Extra- and Intracellular Messenger Functions of Calcium in Pituitary Cells
Andric, Kostic, Tomic, Zivadinovic,b Stojilkovic
It is well established that G protein–coupled receptors stimulate nitric oxide–sensitive soluble guanylyl cyclase by increasing intracellular calcium and activating calcium-dependent nitric oxide synthases. In pituitary cells, receptors that stimulated adenylyl cyclase, growth hormone–releasing hormone, corticotropin-releasing factor, and thyrotropin-releasing hormone also stimulated calcium signalling and increased cGMP levels, whereas receptors that inhibited adenylyl cyclase, endothelin-A and dopamine2, also inhibited spontaneous calcium transients and decreased cGMP levels. However, abolition of calcium signalling did not block receptor-controlled up- and down-regulation of cyclic nucleotide accumulation, suggesting that cAMP production affects cGMP accumulation. We observed agonist-induced cGMP accumulation in cells incubated in the presence of various phosphodiesterase and soluble guanylyl cyclase inhibitors, confirming that Gs-coupled receptors stimulated de novo cGMP production. In addition, cholera toxin (an activator of Gs), forskolin (an activator of adenylyl cyclase), and 8-Br-cAMP (a permeable cAMP analog) mimicked the stimulatory action of Gs-coupled receptors on cGMP production. Basal, agonist-, cholera toxin–, and forskolin-stimulated cGMP production, but not cAMP production, was significantly reduced in cells treated with H89, a protein kinase A inhibitor. The results indicate that coupling of seven plasma membrane–domain receptors to an adenylyl cyclase signalling pathway provides an additional calcium-independent and cAMP-dependent mechanism for modulating soluble guanylyl cyclase activity in pituitary cells.

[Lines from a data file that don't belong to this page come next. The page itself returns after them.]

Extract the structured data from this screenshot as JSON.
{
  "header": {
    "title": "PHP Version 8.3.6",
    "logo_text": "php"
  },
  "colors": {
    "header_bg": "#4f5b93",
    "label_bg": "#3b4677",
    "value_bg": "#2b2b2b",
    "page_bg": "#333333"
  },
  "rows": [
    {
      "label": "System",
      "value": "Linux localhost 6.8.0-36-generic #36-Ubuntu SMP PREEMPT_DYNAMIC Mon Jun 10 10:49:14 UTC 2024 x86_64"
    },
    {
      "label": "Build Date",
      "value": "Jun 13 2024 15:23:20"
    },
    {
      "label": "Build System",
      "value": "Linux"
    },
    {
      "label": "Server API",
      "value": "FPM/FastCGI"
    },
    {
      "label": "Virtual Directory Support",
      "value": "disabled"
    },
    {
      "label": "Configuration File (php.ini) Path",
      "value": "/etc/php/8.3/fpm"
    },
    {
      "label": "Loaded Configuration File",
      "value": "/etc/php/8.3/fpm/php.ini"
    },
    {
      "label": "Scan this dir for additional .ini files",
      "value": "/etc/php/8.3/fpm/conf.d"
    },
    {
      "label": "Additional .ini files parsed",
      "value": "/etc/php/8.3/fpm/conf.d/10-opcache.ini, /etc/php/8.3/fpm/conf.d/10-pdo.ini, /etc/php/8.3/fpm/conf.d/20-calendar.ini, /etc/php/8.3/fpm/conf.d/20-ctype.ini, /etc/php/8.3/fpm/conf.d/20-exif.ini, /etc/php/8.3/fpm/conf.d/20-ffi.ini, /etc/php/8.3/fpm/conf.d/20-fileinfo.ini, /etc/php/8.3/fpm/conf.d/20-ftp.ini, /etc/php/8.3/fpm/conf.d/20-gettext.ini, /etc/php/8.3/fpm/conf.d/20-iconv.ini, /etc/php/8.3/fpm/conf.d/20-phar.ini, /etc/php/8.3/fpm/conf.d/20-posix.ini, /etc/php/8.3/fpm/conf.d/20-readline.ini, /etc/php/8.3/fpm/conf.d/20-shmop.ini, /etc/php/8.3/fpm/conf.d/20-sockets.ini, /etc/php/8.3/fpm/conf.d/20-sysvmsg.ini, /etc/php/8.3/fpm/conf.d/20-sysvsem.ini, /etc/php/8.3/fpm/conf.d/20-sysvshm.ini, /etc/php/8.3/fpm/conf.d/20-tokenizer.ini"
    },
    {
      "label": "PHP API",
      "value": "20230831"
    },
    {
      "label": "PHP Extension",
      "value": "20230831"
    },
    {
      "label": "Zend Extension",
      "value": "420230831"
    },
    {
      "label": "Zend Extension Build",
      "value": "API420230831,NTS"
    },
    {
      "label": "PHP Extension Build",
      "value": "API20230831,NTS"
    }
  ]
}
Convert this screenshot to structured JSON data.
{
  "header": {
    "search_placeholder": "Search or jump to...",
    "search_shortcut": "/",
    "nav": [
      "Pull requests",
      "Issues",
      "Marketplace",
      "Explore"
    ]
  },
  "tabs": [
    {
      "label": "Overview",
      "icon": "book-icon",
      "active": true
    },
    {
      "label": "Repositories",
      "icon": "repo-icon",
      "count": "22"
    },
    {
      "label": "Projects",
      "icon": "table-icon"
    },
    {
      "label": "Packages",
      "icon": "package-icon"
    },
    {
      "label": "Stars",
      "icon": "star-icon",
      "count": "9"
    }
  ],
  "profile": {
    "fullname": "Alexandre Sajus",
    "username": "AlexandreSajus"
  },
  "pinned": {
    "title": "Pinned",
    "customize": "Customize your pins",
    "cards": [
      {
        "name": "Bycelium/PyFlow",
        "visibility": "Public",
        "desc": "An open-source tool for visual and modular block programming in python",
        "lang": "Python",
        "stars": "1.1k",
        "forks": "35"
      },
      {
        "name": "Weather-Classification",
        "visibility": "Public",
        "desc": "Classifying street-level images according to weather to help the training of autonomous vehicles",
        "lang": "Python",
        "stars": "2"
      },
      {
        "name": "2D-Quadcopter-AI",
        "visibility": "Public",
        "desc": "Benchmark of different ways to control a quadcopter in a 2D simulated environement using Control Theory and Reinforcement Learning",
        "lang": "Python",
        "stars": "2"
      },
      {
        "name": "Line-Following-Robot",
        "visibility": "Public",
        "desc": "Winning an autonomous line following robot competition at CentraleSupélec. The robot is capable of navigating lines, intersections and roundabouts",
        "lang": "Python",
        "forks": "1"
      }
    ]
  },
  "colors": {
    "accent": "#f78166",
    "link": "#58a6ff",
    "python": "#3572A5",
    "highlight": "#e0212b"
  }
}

Calcium can serve not only as an intracellular messenger but also as an extracellular messenger controlling the gating properties of plasma membrane channels; it also acts as an agonist for G protein-coupled calcium-sensing receptors. We studied the potential extracellular messenger functions of this ion in anterior pituitary cells. Depletion and repletion of extracellular calcium concentration–induced transient elevations in the intracellular calcium concentration and elevations in extracellular calcium above physiological levels decreased intracellular calcium in somatotrophs and lactotrophs, but not in gonadotrophs. The amplitudes and duration of intracellular calcium signals depended on the extracellular calcium concentration and its rate of change, which resulted exclusively from modulation of spontaneous voltage-gated calcium influx. Changes in extracellular calcium concentration also affected growth hormone and prolactin secretion. The prolactin secretory profiles paralleled the intracellular calcium profiles in lactotrophs, whereas growth hormone secretion was also stimulated by extracellular calcium independently of the status of voltage-gated calcium influx. Extracellular calcium modulated growth hormone secretion in a dose-dependent manner, with EC50s of 0.75 and 2.25 mM, and with minimum secretion at about 1.5 mM. In a parallel experiment, cAMP accumulation progressively increased with elevation in extracellular calcium, whereas inositol phosphate levels remained unaffected. The results indicate the cell type–specific role of extracellular calcium in the control of calcium signalling and secretion.